Identify genetic regulatory circuitry driving the development of rapamycin tolerance

Awardee: Yan Tang

Institution: Brigham and Women's Hospital

Grant Amount: $73,491

Funding Period: February 1, 2022 - January 31, 2023

Summary:

Rapamycin (and its analogues, rapalogs) are the only effective treatment for TSC-associated diseases, including lymphangioleiomyomatosis (LAM). However, rapalogs can only stabilize lung function in LAM, but lung function continues to decline upon treatment cessation.

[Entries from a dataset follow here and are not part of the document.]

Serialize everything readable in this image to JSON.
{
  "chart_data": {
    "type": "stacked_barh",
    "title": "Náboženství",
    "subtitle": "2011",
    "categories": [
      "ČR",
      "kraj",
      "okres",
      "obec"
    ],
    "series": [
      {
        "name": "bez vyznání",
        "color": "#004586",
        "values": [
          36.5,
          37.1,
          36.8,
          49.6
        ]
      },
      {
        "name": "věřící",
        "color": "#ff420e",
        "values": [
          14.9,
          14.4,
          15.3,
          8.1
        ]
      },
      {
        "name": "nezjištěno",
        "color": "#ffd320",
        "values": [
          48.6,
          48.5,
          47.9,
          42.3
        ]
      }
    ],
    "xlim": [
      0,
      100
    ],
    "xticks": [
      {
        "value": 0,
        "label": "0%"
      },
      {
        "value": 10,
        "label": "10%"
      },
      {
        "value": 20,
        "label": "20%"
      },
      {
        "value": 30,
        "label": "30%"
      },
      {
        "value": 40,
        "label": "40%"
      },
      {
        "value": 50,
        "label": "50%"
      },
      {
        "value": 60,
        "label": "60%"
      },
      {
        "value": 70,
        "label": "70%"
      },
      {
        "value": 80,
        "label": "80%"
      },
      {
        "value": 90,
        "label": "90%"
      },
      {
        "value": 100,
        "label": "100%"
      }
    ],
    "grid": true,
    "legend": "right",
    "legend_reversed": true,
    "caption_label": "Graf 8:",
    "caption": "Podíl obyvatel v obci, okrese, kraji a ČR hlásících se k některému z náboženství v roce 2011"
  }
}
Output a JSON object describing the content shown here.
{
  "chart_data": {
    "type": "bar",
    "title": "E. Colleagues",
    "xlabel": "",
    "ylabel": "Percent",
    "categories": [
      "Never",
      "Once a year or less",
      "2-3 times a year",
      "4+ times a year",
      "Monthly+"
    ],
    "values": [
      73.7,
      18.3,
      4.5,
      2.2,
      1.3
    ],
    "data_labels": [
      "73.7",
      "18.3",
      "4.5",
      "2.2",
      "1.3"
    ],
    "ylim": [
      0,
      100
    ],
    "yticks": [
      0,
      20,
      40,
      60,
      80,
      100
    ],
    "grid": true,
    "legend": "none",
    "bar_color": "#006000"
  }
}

It’s of paramount importance to understand the mechanisms of why and how LAM cells can survive rapamycin treatment and regrow after treatment cessation. Our single cell RNA-seq analysis of five LAM and six AML (angiomyolipoma, kidney manifestation of TSC) samples identified a subset population of LAM/AML cells with elevated stemness and dormancy programs, two typical features of drug tolerant/resistant tumor persister cells. These cells exhibited stabilized tumor cell phenotypes upon rapamycin treatment, including maintaining high expression of many TSC marker genes, suggesting a rapamycin tolerance mechanism. To identify drivers of development of rapamycin tolerance in a heterogeneous population, we have adopted a high-complex barcoding lineage tracing system that enables simultaneous assessing of each cell’s origin/lineage and transcriptomic/epigenomic profiles at single cell level. This novel approach will enable us to identify lineage-specific drivers for the development of rapamycin tolerance.